One of the things I really love about the blogosphere is its healthy skepticism about everything. It's like a living, breathing, posting, Skeptical Inquirer delivered to my browser every five minutes. Demolishing the decrepit leadership edifice constructed by Trent Lott was a necessary step in the urban renewal of the Senate and the Republican Party. But if the blogosphere is to avoid a descent into the ironic cynicism so rampant in major media, we now have to show that we can create and contribute to building positive things as well as just tearing them down.

Now, get back to work.



 

Sad

It is cold and raining/snowing here this morning. Traffic was dense but moving briskly as I reached the top of the incline in the middle lane of I-40 East near the Grand Avenue exit. Suddenly what appeared to be a pack of wild dogs ran up to the side of the road and one of them darted out onto the Interstate. I did all my anti-lock brakes could do, but when he (she?) froze about 2/3's of the way across my lane there was nothing I could do without swerving into another lane of traffic, which my instincts stopped me from doing.

We have a marvelous, good natured, black lab mix mutt we picked up at a shelter. It's for the kids really, along with the cats, bird, fish, hamsters, crabs, and butterflies in the summer, since I'm not that strongly attached to any of our animals. So what's weird is that I feel really bad about killing this wild dog, even though I don't think I could have prevented it and had I tried to engage in more evasive action I could have ended up hurting or killing some people -- not to mention more of the dogs.

Sigh.



 

He's Still No Angel

In a further sign that we are not a serious people:

The actor and director Sean Penn arrived in Baghdad on Friday morning at the start of a three-day visit to Iraq.
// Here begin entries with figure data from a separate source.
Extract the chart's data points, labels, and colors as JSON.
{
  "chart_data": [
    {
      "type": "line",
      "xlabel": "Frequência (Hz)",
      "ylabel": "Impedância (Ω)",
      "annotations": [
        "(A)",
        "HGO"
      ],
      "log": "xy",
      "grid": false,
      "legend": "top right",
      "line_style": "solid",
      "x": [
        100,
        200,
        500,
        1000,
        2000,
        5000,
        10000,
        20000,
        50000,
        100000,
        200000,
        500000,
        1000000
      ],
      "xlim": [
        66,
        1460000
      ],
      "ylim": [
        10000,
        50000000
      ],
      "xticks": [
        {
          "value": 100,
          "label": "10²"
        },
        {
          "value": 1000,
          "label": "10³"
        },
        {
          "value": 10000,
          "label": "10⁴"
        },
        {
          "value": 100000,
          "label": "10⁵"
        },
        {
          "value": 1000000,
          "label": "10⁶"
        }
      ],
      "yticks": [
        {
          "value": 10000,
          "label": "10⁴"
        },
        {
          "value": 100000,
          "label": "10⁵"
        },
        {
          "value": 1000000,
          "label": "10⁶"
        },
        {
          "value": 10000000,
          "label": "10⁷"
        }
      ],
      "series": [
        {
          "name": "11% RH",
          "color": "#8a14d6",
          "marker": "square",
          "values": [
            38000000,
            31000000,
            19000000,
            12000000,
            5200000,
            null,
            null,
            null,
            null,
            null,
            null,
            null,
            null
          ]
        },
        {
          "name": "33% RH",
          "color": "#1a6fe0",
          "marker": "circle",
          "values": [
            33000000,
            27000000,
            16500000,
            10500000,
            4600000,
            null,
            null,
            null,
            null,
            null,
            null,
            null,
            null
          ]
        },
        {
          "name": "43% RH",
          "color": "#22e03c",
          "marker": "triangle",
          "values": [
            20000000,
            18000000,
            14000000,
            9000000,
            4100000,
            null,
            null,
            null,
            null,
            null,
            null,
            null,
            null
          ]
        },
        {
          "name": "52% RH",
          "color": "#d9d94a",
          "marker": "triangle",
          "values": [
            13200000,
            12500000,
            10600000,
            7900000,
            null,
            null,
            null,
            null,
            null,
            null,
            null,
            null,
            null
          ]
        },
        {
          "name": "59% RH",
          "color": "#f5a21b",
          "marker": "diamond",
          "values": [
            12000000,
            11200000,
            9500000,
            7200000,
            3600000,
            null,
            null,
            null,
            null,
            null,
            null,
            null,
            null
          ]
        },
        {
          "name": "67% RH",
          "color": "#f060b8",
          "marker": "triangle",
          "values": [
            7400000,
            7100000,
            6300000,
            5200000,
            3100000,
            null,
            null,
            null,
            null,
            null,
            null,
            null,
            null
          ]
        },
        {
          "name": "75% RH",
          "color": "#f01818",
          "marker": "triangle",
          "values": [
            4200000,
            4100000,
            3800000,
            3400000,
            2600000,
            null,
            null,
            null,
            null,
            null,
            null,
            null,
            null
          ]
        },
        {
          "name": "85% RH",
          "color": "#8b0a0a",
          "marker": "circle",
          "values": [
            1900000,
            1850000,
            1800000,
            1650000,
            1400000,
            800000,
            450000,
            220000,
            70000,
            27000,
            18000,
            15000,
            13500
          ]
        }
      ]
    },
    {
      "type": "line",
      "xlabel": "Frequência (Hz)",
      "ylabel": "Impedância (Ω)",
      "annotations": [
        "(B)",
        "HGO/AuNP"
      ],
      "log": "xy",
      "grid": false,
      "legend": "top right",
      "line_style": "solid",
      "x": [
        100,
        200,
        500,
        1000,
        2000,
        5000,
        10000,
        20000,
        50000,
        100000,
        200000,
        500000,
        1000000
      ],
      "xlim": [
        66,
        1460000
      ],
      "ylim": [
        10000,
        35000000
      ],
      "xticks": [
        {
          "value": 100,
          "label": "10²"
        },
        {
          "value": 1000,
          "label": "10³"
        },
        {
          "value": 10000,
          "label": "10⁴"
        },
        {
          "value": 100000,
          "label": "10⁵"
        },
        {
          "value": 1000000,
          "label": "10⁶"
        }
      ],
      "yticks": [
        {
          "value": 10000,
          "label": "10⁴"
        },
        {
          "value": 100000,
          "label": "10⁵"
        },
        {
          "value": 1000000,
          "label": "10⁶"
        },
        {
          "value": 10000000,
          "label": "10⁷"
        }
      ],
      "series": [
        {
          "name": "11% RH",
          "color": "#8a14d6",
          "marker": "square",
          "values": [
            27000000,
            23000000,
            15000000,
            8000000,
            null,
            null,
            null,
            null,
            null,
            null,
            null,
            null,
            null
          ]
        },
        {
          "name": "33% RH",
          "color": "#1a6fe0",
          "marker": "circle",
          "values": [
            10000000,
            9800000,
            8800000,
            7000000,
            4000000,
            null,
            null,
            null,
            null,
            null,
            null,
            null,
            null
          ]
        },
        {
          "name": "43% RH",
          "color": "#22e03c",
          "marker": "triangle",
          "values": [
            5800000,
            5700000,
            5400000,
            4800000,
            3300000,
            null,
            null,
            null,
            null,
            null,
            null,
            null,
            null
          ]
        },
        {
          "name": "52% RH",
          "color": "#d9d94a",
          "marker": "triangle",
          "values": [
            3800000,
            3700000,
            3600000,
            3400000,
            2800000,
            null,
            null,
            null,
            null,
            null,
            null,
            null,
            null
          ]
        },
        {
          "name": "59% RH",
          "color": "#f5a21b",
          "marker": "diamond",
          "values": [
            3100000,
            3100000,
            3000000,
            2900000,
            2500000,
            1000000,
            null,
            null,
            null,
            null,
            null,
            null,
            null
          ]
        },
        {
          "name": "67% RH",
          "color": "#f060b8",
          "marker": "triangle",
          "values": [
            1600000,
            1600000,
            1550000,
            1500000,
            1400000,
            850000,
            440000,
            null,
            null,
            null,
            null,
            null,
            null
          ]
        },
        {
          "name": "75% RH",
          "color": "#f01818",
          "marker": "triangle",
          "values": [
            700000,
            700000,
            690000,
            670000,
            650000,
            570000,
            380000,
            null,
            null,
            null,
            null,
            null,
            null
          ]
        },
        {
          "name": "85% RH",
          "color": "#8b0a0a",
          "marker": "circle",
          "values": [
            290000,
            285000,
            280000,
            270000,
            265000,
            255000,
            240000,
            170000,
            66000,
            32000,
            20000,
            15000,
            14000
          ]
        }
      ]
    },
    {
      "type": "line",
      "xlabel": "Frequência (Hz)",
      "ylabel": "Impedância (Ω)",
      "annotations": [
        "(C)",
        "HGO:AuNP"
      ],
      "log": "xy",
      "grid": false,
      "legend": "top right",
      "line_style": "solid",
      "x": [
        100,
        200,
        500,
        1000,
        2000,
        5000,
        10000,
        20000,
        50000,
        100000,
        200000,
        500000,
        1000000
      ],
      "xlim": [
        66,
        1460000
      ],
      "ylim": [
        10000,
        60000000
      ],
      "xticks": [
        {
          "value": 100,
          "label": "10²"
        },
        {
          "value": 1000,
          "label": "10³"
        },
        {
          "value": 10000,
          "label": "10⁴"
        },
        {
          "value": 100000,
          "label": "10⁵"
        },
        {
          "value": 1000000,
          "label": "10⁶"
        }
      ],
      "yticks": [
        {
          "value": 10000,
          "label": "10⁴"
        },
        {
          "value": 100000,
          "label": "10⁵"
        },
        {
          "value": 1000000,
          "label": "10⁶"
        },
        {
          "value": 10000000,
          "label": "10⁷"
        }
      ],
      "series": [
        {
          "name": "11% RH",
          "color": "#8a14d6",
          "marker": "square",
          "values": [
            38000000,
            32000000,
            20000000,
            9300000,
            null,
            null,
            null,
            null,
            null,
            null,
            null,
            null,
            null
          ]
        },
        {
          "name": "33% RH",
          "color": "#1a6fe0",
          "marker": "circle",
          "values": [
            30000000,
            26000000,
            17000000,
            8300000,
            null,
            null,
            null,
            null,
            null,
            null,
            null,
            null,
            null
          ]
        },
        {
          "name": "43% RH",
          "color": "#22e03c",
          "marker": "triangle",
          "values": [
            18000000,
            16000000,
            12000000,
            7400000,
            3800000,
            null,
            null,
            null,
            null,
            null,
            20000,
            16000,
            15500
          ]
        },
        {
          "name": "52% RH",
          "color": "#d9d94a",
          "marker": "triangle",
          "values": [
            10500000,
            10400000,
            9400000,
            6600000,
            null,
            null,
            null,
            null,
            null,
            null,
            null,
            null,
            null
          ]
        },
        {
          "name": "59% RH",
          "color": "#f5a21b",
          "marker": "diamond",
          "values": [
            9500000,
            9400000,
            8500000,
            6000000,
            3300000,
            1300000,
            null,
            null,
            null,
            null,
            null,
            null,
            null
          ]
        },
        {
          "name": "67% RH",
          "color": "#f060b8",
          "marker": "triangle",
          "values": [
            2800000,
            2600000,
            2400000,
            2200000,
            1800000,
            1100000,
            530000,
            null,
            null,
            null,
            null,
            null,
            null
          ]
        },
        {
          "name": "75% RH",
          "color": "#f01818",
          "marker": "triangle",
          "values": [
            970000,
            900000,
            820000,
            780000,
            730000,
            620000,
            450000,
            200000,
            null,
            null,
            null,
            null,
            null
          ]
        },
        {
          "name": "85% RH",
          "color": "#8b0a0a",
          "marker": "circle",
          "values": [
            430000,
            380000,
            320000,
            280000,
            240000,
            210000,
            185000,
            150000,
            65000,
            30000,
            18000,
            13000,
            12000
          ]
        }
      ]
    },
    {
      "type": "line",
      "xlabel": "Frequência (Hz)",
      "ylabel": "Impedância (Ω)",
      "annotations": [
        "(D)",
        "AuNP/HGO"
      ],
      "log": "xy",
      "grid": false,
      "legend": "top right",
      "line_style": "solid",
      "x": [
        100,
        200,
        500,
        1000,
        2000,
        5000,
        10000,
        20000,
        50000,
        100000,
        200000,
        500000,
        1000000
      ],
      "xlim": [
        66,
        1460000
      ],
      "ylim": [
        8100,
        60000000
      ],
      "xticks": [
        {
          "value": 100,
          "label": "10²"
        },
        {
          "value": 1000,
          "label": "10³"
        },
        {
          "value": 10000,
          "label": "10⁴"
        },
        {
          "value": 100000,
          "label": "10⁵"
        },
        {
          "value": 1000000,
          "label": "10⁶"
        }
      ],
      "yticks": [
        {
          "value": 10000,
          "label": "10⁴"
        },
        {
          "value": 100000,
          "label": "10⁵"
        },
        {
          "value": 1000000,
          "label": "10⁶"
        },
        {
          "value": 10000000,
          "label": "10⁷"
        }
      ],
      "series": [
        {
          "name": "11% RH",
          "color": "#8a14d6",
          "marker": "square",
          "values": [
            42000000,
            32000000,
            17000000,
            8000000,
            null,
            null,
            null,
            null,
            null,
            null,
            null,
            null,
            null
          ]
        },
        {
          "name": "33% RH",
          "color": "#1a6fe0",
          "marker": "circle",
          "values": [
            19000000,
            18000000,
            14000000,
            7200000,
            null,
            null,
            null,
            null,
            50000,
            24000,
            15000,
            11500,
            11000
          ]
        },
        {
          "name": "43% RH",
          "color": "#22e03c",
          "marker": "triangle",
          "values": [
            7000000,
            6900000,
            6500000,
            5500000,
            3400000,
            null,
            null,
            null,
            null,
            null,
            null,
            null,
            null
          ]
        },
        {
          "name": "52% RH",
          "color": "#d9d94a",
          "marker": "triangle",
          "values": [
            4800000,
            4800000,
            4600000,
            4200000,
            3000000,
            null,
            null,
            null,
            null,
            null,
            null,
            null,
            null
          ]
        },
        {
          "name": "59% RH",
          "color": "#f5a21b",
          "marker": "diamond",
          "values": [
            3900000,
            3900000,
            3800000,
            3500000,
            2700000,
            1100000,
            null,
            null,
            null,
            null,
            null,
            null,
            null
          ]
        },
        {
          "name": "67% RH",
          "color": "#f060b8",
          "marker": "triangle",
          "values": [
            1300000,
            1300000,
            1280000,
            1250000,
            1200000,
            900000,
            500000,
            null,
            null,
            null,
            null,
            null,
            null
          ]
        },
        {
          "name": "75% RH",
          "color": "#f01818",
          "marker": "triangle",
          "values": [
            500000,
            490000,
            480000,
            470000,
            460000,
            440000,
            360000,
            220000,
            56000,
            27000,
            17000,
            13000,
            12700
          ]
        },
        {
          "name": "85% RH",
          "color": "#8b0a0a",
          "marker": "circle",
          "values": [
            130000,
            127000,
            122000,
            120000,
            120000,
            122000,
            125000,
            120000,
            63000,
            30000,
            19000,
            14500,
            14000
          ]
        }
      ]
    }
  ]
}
"By the invitation of the Institute for Public Accuracy, I have the privileged opportunity to pursue a deeper understanding of this frightening conflict," Penn said in a statement released in Washington and Baghdad on Friday. "I would hope that all Americans will embrace information available to them outside conventional channels. As a father, an actor, a filmmaker, and a patriot, my visit to Iraq is for me a natural extension of my obligation (at least attempt) to find my own voice on matters of conscience."


One can only hope that Saddam has carefully instructed the Irqai paparazzi to leave this patriot alone.



Thursday, December 12, 2002
 

Warmonger Moment

What if we had notified the Yemenis that the Scuds were being delivered... in 5 minute intervals from a launcher on the ship?

Or, if we really "knew" what was on the ship, what if we had just sunk the unflagged vessel without warning on the high seas? After all, who's going to claim it went missing? And who would be surprised that a ship loaded with concrete sank? But can it really be cost efficient to ship concrete that far?



Wednesday, December 11, 2002
 

Lest We Forget

It is Day 431 of the Afghanistan quagmire. And our troops are well into their second brutal Afghan winter. Lord, will it ever end?



 

Breakin' the Law?

Why does Beavis singing "Breakin' the law" come to mind every time I read about the troubles in the Catholic Church these days, especially as they relate to Cardinal Law? Somehow, it seems appropriate that this song was recorded originally by Judas Priest.





Tuesday, December 10, 2002
 

Don't Throw Me In That Briar Patch

Here's to the Democrats thinking that they don't need to do anything different, because Mary Landrieu won.



 

You're Mean One, Rev. Rayfield

Since the good vicar has taken to telling kids that Santa Claus is dead because it is "scientifically impossible" for him to accomplish his assigned tasks, I wonder what his sermons to the flock must be like as he addresses the virgin birth, the miracles Jesus performed, or even the resurrection in a "scientific" manner?



Sunday, December 08, 2002
 

Can Miss TV!

Don't forget, next Saturday Night, it's Al Gore!